Düsseldorf: Frauen von St. Matthäus machen mit bei Maria 2.0

Katholische Gemeinde St. Matthäus : Frauen von St. Matthäus machen mit bei Maria 2.0

Ihren Anfang nahm die Aktion „Maria 2.0“ in Münster. Genauer gesagt in einem Lesekreis katholischer Frauen der Heilig-Kreuz-Gemeinde. Dort, so heißt es auf der Facebookseite der Initiative, sei Anfang Januar die Stimmung gekippt: wegen der Missbrauchsfälle und der andauernden Ausgrenzung von Frauen in der katholischen Kirche.

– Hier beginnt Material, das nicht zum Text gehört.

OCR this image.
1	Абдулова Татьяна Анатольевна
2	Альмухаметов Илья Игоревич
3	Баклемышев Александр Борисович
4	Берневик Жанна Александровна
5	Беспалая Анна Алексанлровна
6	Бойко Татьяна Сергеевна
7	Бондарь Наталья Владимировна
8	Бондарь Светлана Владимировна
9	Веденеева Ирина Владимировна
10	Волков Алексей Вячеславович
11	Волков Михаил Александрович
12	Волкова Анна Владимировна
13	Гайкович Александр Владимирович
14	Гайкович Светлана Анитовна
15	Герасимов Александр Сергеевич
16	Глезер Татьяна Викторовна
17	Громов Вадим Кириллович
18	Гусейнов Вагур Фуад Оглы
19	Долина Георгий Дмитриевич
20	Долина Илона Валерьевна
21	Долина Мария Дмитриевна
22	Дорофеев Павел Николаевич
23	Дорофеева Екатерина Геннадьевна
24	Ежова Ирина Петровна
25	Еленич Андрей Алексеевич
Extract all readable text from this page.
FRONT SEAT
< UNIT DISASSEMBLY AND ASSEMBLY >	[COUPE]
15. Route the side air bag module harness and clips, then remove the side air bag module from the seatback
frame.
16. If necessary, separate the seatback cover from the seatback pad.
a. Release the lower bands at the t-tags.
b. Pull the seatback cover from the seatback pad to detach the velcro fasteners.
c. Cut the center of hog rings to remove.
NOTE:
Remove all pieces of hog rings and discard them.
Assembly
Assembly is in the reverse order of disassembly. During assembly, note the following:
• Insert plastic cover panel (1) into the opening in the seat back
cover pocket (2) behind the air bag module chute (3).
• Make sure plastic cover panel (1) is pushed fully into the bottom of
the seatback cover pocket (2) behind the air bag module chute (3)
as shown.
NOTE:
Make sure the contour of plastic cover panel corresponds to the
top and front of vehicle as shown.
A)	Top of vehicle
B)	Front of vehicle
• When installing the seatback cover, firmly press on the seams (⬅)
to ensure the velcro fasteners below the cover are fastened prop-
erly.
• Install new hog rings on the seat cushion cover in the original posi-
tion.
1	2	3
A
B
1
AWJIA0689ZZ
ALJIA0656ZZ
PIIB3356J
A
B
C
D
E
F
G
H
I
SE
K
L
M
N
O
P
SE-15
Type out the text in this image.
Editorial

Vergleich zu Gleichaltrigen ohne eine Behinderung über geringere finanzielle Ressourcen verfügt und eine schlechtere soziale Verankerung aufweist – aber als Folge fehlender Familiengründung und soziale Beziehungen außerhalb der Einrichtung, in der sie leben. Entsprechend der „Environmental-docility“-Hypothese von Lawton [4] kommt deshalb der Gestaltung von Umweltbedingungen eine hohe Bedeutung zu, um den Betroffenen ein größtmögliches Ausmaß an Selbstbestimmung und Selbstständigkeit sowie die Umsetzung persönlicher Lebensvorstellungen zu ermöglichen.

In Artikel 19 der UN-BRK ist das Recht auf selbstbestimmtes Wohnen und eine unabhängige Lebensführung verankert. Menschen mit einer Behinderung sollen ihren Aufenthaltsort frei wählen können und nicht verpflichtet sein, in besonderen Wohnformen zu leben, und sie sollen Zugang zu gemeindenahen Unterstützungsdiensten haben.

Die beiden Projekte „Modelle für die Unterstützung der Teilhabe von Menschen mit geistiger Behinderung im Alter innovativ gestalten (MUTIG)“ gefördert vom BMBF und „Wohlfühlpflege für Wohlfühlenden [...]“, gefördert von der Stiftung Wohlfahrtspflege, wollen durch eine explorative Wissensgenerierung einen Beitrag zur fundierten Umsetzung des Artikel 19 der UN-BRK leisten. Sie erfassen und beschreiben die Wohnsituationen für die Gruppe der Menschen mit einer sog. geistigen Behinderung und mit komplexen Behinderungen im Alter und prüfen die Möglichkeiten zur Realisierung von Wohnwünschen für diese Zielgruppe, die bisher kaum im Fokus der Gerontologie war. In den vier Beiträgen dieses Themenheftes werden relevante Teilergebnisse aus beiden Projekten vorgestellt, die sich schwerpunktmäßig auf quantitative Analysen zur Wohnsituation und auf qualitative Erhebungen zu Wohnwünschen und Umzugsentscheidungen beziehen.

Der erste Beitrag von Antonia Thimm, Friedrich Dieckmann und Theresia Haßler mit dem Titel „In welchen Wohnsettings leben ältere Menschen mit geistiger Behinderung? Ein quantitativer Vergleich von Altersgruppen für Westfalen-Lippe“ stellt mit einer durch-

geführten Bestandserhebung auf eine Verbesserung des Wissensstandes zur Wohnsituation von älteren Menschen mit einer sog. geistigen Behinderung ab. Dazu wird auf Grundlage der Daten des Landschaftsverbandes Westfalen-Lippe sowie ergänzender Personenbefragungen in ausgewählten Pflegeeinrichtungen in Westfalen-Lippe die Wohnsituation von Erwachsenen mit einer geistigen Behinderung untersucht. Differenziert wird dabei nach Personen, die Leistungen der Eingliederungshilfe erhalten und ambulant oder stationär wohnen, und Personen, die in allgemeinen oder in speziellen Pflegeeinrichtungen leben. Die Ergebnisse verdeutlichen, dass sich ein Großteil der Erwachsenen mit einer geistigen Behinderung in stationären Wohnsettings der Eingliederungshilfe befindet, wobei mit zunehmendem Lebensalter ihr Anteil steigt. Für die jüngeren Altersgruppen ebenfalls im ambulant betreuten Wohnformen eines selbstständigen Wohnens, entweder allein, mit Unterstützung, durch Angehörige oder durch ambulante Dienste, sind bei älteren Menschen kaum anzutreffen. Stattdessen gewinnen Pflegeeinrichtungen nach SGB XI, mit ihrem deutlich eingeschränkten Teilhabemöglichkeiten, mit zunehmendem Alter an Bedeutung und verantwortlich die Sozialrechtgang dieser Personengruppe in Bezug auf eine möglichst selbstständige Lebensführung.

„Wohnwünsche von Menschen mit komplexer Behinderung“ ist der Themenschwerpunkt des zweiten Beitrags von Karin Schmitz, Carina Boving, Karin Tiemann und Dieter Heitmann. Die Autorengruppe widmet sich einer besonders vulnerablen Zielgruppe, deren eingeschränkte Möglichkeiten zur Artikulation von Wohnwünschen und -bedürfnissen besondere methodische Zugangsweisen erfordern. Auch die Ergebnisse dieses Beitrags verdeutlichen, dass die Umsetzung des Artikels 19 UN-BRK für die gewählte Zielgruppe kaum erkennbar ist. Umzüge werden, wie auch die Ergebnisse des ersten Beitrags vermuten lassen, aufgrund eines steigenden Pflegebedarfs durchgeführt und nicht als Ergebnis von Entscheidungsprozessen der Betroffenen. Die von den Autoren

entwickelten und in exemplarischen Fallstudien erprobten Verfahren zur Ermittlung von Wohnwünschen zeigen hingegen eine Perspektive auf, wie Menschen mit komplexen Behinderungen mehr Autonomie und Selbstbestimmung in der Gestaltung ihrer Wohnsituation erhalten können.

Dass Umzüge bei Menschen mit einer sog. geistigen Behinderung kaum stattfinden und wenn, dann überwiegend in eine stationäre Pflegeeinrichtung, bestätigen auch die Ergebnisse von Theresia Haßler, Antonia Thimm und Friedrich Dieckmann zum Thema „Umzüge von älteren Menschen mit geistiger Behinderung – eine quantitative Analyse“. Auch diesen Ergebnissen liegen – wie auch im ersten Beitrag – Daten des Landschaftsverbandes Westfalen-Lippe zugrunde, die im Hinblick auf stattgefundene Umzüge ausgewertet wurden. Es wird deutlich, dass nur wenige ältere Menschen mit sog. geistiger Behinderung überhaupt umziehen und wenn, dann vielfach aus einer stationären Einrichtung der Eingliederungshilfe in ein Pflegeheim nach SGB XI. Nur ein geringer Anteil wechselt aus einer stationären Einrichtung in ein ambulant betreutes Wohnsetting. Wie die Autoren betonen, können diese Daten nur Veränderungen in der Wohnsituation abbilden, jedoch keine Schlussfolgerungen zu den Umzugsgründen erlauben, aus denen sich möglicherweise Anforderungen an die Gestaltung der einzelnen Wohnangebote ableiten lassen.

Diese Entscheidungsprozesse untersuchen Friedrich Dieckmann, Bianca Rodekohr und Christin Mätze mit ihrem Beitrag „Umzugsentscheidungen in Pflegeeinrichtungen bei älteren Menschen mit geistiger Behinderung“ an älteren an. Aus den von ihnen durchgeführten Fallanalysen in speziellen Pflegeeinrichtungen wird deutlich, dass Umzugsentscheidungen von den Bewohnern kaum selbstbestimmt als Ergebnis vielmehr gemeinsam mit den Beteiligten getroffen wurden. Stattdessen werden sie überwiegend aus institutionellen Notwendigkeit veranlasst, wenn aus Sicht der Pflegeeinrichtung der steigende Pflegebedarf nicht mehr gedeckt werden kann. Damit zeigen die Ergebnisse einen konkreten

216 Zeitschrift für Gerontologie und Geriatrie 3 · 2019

Um zu zeigen, wie wichtig Frauen in den Gemeinden sind, haben sie zu einem einwöchigen Kirchenstreik katholischer Frauen aufgerufen. Vom 11. bis 18. Mai sollen diese keine Kirche betreten und keinen Dienst tun. In dem Aufruf heißt es weiter: „Wir alle wissen, wie leer dann die Kirchen sein werden und wie viel Arbeit unerledigt bleiben wird. Wir feiern die Gottesdienste auf den Kirchplätzen, vor den Kirchentüren.“

Der Aktion haben sich einige Frauen aus der katholischen Gemeinde St. Matthäus (Garath/Hellerhof) angeschlossen. Sie haben Postkarten entworfen und verteilen diese mit einem Flyer im Düsseldorfer Süden. Sie weisen daraufhin, dass das Zusammenleben in ihrer Gemeinde zwar geprägt sei von gegenseitiger Wertschätzung, dennoch litten auch dort viele Frauen und Männer schon lange an den Strukturen in der Amtskirche.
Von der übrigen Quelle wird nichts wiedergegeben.